Presidential candidate Steve Forbes on Wednesday night pushed his proposal for a 17% flat tax to a gathering of Orange County Republicans.
"American today is a frustrated nation," the multimillionaire publisher told about 300 people at a GOP fund-raiser at the Hyatt Regency in Irvine. "No one outside of Washington could have consciously devised something more incomprehensible, more complex, more corrupting and more anti-anything you like than the tax code we have today."
The stop was the candidate's second of the day in California on a campaign sweep expected to raise $200,000 for the Republican Party.
"We must begin by changing the culture of Washington," Forbes told his Irvine audience, which responded with several standing ovations. "It's not enough to send good people there."

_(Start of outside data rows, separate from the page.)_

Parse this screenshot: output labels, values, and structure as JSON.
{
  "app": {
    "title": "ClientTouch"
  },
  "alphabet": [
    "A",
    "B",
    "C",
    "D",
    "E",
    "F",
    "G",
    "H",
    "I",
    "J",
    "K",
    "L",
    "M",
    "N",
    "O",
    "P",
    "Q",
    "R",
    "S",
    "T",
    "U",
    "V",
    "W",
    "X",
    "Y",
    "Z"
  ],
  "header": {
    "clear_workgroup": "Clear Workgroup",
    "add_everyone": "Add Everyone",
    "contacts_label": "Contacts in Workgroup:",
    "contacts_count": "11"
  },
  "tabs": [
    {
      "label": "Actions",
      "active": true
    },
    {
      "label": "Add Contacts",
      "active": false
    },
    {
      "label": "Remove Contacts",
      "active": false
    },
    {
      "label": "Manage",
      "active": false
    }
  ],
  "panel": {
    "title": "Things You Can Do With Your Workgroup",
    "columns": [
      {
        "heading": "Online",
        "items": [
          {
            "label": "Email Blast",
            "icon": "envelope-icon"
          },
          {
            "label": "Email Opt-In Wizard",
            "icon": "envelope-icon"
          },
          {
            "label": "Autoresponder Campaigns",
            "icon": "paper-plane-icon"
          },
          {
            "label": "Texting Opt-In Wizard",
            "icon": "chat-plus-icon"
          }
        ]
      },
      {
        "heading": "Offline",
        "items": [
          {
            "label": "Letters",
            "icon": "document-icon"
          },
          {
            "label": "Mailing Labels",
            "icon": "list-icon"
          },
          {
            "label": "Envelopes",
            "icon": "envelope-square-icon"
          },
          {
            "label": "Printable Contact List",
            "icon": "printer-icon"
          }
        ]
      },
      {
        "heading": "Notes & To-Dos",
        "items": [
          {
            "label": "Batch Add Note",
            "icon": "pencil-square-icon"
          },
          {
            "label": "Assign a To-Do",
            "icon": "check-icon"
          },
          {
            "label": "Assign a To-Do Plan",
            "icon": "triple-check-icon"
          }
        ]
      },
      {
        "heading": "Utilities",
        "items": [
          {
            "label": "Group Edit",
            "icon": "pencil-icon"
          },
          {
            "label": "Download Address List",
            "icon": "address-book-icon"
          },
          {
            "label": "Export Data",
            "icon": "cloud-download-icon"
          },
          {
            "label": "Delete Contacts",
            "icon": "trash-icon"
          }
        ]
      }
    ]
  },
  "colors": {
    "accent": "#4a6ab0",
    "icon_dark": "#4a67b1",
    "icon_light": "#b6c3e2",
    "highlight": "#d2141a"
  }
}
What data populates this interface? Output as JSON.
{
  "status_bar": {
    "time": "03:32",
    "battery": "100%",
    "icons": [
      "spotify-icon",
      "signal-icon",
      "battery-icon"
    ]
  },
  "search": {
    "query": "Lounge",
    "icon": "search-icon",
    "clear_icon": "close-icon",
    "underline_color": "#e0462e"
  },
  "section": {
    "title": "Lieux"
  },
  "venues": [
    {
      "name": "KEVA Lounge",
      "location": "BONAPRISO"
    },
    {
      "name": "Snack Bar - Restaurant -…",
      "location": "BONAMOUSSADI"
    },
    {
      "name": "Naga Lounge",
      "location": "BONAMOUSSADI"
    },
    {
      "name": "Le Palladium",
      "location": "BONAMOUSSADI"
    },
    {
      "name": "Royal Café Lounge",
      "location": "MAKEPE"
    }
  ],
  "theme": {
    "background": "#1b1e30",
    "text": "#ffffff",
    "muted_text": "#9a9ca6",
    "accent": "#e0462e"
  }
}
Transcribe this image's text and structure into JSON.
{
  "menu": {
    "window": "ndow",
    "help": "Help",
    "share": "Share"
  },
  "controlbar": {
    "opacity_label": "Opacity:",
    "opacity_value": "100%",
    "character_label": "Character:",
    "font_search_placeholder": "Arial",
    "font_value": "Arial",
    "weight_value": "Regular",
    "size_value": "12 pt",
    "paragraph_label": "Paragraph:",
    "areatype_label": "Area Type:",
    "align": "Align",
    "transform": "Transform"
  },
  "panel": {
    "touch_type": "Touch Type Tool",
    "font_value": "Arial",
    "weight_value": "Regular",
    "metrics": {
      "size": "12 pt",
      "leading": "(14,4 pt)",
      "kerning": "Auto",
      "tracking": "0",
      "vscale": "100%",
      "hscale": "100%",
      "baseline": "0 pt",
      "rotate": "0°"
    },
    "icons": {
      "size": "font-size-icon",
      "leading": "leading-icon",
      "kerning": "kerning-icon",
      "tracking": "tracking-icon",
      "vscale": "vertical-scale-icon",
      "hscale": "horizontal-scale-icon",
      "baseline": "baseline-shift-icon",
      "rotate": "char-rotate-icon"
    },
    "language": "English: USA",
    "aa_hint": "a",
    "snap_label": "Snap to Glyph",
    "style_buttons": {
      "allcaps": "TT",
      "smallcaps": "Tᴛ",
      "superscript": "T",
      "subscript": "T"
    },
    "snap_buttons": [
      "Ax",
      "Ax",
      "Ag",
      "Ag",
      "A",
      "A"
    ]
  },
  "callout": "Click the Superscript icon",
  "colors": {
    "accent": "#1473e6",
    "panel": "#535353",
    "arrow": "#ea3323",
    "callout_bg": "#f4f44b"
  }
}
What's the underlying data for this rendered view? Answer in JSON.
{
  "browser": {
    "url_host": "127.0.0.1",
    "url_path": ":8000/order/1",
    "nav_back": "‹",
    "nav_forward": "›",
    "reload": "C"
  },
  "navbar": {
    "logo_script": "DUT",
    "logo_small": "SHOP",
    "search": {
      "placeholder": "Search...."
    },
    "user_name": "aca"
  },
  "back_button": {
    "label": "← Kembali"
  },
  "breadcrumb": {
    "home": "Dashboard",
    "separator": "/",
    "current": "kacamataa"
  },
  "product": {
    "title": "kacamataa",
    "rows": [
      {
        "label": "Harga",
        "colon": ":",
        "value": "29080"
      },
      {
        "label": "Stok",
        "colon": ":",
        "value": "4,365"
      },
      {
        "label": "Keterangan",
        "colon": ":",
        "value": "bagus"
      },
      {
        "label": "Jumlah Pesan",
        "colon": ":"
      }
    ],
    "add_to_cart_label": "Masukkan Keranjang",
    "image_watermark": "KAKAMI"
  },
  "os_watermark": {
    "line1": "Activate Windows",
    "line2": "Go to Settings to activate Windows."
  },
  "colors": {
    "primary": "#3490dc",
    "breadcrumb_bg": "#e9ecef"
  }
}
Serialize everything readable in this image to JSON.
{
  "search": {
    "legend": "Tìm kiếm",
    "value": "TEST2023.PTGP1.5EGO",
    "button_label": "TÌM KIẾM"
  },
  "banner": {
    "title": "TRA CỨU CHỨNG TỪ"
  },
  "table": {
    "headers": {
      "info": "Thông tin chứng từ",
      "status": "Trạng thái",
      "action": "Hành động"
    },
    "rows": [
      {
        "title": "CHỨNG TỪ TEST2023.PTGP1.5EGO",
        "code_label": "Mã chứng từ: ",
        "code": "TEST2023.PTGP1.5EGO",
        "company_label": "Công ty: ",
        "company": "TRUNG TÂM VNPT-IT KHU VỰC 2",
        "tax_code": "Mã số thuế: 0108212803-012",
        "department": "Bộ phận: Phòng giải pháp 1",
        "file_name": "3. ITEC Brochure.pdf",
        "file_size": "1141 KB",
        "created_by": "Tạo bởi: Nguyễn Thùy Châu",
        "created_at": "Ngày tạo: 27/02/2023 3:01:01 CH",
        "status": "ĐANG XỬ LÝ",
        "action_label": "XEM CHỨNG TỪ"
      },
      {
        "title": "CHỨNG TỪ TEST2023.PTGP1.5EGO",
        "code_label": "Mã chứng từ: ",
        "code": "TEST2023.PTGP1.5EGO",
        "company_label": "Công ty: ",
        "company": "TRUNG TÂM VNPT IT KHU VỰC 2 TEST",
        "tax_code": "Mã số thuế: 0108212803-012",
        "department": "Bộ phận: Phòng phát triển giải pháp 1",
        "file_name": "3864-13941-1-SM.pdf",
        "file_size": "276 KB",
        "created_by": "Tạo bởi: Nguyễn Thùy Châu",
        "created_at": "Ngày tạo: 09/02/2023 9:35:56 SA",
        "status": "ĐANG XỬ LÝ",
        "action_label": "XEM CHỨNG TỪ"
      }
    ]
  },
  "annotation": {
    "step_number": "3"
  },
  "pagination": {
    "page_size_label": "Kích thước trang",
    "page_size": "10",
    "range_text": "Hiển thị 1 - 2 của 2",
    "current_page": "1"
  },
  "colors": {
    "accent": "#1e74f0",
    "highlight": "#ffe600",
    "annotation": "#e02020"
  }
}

His plan would tax all earned income at 17%, scrapping deductions for items such as mortgage interest payments and charitable gifts. In a boon for the wealthy, it would exempt individuals from taxes on investment income, capital gains and inheritances.
He also said he supports more parental control over education, a new social security system for people who will retire after the present system is broke, and a "homesteading act" whereby tenants in inner-city housing projects would take over for their housing authorities.
"I can't believe that in some of those projects the tenants could do a worse job than the housing authorities," Forbes said.
Earlier Wednesday in San Francisco, Forbes had shrugged off a comment he made Sunday that "political necessity" might force him to retool the plan to require individuals, rather than businesses, to pay taxes on investment
Forbes Wednesday said he was "just twitting" his NBC television interviewer.
"I jocularly said to the person on 'Meet the Press' that if you demagogue the issue of a tax break on investment income, then you're going to create a political climate that will make it very hard to keep it at the business level," Forbes said.
Campaign manager Bill Dal Col said Forbes "has not changed his plan. He has no plans to change his plan."
Forbes' flat-tax plan is the centerpiece of a $10-million television advertising campaign that has landed him into second place in polls in several early-contest states. And in an Arizona poll released Wednesday, Forbes tied with Senate Majority Leader Bob Dole (R-Kansas) among Republicans who have either decided on a candidate or are leaning toward one.
A graduate of Princeton University, Forbes, 48, is expected to spend as much as $25 million of his own fortune on the campaign.
"Some people see America as a fortress," he said. "I see it as a shining house on the hill. I'm an optimist. I believe that when historians look back at this era they will see that America once again took its place as the leader and the inspiration of the free world."
Forbes is the eldest son of Malcolm S. Forbes Sr., the late media tycoon who drew widespread attention by flying hot-air balloons, driving motorcycles and escorting Elizabeth Taylor.